Around here, when there's a fiber cut, it takes hours- but I assume some of that is discovering the cut, finding a crew and getting to the site. I would suppose if you put one of the worlds top splicers right there that the interruption could be made fast enough that the techs monitoring the connection would be confused but would chalk it up to some sort of temporary bend or other error.
I am not a fiber tech, but all of that seems fairly reasonable to me.
In other words, I don't think quantum teleportation is necessary or even applicable to straight forward fiber implementations that don't depend on the orientation of photons.
From the paper referenced in this PRL, Physical Review A 59 (1999), M. Murau, D. Jonathan, M.B. Plenio, V. Vendral:
"In this paper, we investigate the following scenario. Alice holds an unknown one-qubit quantum state |Phi> and wishes to transmit identical copies of it to M associates (Bob, Claire, etc.). OF COURSE, THE QUANTUM NO-CLONING THEOREM IMPLIES THAT THESE COPIES CANNOT BE PERFECT. The best Alice can do is to send optimal quantum clones of her state (the most faithful copies allowed by quantum mechanics), which we assume to be sufficient for her purposes." (Caps are mine.)

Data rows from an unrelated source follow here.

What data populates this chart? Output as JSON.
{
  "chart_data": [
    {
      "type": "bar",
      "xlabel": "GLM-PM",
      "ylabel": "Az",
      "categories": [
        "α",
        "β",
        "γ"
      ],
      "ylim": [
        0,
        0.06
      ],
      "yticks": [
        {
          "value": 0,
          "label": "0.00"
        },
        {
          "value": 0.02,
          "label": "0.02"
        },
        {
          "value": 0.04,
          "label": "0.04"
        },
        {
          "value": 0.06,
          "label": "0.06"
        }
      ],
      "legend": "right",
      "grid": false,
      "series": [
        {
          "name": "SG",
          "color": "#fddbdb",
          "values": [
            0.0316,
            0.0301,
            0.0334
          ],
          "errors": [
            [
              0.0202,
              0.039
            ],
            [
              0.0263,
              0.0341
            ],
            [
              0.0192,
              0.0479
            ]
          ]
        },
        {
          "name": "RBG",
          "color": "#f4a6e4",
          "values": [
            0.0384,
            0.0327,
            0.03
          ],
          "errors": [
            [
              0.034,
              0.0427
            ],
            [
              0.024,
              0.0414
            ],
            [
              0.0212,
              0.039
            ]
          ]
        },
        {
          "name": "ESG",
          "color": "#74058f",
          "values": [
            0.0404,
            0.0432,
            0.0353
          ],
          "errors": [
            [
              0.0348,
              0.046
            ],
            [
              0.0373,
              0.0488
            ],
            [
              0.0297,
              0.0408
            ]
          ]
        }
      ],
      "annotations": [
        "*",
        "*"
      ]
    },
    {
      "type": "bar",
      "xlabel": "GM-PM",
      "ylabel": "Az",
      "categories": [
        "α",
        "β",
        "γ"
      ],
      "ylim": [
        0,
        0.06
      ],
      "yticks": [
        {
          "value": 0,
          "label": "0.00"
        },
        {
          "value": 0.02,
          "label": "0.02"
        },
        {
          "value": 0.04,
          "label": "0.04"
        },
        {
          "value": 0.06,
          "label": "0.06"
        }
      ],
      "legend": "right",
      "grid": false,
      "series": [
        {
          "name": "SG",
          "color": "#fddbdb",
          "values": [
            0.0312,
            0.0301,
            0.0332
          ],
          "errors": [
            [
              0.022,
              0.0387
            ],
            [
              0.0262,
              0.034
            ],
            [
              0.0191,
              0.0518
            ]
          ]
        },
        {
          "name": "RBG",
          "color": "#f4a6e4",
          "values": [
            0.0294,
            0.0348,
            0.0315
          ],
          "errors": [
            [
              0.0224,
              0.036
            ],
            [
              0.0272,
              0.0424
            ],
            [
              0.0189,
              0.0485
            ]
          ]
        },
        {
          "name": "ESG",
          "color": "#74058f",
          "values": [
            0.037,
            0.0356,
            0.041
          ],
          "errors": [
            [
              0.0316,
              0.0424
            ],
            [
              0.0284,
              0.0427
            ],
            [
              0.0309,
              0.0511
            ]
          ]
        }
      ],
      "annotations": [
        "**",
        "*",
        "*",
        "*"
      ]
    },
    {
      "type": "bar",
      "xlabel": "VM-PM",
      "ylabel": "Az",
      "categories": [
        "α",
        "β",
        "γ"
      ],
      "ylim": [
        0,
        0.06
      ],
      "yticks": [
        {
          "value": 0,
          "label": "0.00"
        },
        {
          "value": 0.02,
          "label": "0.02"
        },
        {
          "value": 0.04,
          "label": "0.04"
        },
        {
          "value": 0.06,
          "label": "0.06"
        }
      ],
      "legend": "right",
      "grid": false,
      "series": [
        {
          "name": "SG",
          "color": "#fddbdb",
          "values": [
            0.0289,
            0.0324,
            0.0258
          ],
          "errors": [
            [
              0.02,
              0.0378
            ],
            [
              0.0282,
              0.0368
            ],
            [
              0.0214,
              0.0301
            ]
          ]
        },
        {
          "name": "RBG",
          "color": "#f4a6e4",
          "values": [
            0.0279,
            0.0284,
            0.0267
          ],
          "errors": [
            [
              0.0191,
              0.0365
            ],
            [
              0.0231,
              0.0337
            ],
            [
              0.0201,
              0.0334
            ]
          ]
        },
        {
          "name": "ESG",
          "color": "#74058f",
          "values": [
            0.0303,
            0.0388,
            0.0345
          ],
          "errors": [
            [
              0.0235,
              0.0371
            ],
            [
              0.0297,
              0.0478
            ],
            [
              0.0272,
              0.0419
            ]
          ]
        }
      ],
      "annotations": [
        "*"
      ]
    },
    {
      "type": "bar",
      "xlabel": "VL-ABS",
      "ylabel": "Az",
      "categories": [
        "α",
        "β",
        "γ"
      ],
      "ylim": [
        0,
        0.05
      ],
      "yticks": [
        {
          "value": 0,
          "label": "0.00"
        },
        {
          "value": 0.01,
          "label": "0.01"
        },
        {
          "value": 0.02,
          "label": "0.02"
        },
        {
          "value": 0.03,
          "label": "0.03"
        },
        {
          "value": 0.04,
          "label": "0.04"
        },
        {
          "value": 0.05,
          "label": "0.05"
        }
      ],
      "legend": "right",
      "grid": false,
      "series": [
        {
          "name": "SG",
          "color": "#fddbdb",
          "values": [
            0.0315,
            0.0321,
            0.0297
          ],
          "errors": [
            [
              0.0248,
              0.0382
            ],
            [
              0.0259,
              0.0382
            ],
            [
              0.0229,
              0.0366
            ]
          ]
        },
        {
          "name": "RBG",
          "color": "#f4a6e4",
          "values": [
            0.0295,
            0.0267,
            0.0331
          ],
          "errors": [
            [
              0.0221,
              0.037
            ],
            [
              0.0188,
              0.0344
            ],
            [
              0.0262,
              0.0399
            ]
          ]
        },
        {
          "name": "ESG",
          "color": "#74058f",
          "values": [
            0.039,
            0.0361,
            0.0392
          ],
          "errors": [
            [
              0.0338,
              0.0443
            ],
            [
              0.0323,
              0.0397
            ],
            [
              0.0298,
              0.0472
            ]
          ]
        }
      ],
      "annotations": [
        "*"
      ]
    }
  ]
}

Now I admit, the PRL is too dense for me to understand, but based on this, it lookse to me like perfect quantum clones are not allowed. In fact, this quantum no-cloning theorem follows quite directly and naturally from first principles. We won't be cloning Kirk anytime soon, at least not perfectly.
hmm... what I'd like to see on the web is an introduction to quantum physics for non physicists. something that outlines the primary results of quantum physics with some graphical explanation for laymen.
most people with an interest in physics, whether they be physics majors who have taken modern physics classes or not, have some intuitive ideas about what relativistic physics means. however, when it comes to quantum physics, people just think "black magic happens here"...
what's worse is that people increasing will say "quantum physics" and do a bunch of handwaving to promote psuedoscience. people don't do this with relativistic physics because most people at least understands the *domain* of relativity and know that it isn't likely to lead to inventions that say, clean your clothes better, or something along those lines. quantum physics on the other hand is sometimes quoted when selling just such products (I've seen little plastic balls that are supposed to go in washing machine along these lines) because most people just don't know what the results of quantum physics are, just that they are supposed to be powerful and profound, so charlatans play on that uncertainty.
and... anyway I think we all agree that the *public* understanding of scientific issues, on a least a basic level, is really important to the health of our society. I'm sure we can all name a couple of other issues where poor understanding of science in the public sphere and in government has led to poor decisions and general idiocy. popularization of science and science understanding seems like a goal we should be devoting more resources to.